We try to keep a linear history in this repo, so it is important to keep your branches up-to-date.

  1. Fetch from the remote and fast-forward your local main

    git fetch upstream
    git switch main
    git merge --ff-only upstream/main
  2. Branch from main to address the issue (see below for naming)

    git switch -c 42-add-answer-universe
  3. Push the new local branch to your personal remote repository

    git push -u origin 42-add-answer-universe
  4. Create a pull request to merge your remote branch into the org main.

Branch naming

  • If there is an associated issue, add the issue number.
  • If there is no associated issue, and the changes are small, add a prefix such as "typo", "hotfix", "small-refactor", according to the type of update.
  • If the changes are not small and there is no associated issue, then create the issue first, so we can properly discuss the changes.
  • Use dash separated imperative wording related to the issue (e.g., 14-add-tests, 15-fix-model, 16-remove-obsolete-files).

Commit message

  • Use imperative or present tense, for instance: Add feature or Fix bug.
  • Have informative titles.
  • When necessary, add a body with details.
  • If there are breaking changes, add the information to the commit message.

Before creating a pull request

Atomic git commits

Try to create "atomic git commits" (recommended reading: The Utopic Git History).

  • Make sure the tests pass.

  • Make sure the pre-commit tests pass.

  • Fetch any main updates from upstream and rebase your branch, if necessary:

    git fetch upstream
    git rebase upstream/main BRANCH_NAME
  • Then you can open a pull request and work with the reviewer to address any issues.
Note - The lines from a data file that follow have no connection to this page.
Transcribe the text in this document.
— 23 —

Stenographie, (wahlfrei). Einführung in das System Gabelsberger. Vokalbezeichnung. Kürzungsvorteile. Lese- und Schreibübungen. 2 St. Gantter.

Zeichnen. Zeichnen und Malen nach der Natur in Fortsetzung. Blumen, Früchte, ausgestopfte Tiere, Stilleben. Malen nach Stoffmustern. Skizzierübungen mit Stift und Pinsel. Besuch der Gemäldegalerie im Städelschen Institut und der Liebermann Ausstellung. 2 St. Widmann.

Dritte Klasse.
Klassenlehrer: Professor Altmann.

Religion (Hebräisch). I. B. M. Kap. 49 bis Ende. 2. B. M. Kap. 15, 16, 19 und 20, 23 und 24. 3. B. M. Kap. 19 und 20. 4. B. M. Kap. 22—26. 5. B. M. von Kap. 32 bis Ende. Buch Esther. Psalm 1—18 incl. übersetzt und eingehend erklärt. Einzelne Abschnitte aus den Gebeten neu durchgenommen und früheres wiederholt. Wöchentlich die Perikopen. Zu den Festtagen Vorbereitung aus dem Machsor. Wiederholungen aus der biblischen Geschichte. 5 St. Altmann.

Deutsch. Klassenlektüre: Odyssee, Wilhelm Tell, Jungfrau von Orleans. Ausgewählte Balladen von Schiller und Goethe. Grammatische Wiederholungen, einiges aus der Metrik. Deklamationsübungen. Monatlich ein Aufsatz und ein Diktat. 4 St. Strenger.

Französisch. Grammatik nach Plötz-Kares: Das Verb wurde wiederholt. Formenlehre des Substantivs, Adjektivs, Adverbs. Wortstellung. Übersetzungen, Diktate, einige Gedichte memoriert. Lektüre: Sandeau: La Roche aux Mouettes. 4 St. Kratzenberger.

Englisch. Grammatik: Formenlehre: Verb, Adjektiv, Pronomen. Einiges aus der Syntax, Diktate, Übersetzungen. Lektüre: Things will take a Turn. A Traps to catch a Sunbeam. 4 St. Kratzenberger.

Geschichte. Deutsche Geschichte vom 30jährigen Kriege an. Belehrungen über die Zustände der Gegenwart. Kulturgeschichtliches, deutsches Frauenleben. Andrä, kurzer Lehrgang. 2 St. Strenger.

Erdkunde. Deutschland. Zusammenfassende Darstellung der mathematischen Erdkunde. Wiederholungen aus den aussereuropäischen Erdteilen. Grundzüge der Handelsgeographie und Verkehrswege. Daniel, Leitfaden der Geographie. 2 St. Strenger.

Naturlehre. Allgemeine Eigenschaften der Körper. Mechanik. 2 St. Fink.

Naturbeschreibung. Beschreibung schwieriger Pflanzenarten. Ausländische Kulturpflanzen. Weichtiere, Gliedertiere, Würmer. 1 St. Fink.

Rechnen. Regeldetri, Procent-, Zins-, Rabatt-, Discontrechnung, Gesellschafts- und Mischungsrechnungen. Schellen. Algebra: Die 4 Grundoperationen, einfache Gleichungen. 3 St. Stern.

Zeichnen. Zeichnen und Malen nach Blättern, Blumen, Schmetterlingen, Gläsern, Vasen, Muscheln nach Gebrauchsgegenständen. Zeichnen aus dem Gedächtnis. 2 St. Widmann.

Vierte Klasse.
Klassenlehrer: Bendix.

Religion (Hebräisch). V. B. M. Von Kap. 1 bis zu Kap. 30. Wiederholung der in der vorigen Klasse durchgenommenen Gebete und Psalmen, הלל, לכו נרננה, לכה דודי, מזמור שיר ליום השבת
Building and viewing the documentation locally

The first time you want to build the documentation locally, you will need to install all needed dependencies. To do so, run

julia docs/setup.jl

This needs to be done the fist time (i.e. if you don't have a docs/Manifest.toml file). The setup script needs to be rerun only if some external libraries used in the documentation example change.

Next, you can build the documentation locally by running

julia docs/liveserver.jl

This will open a preview of the documentation in your browser and watch the documentation source files, meaning the preview will automatically update on every documentation file change.

Making a new release

To create a new release, you can follow these simple steps:

  • Create a branch release-x.y.z
  • Update version in Project.toml
  • Update the CHANGELOG.md:
    • Rename the section "Unreleased" to "[x.y.z] - yyyy-mm-dd" (i.e., version under brackets, dash, and date in ISO format)
    • Add a new section on top of it named "Unreleased"
    • Add a new link in the bottom for version "x.y.z"
    • Change the "[unreleased]" link to use the latest version - end of line, vx.y.z ... HEAD.
  • Create a commit "Release vx.y.z", push, create a PR, wait for it to pass, merge the PR.
  • Go back to main screen and click on the latest commit (link: https://github.com/lucaferranti/DedekindCutArithmetic.jl/commit/main)
  • At the bottom, write @JuliaRegistrator register

After that, you only need to wait and verify:

  • Wait for the bot to comment (should take < 1m) with a link to a PR to the registry
  • Follow the link and wait for a comment on the auto-merge
  • The comment should said all is well and auto-merge should occur shortly
  • After the merge happens, TagBot will trigger and create a new GitHub tag. Check on https://github.com/lucaferranti/DedekindCutArithmetic.jl/releases
  • After the release is create, a "docs" GitHub action will start for the tag.
  • After it passes, a deploy action will run.
  • After that runs, the stable docs should be updated. Check them and look for the version number.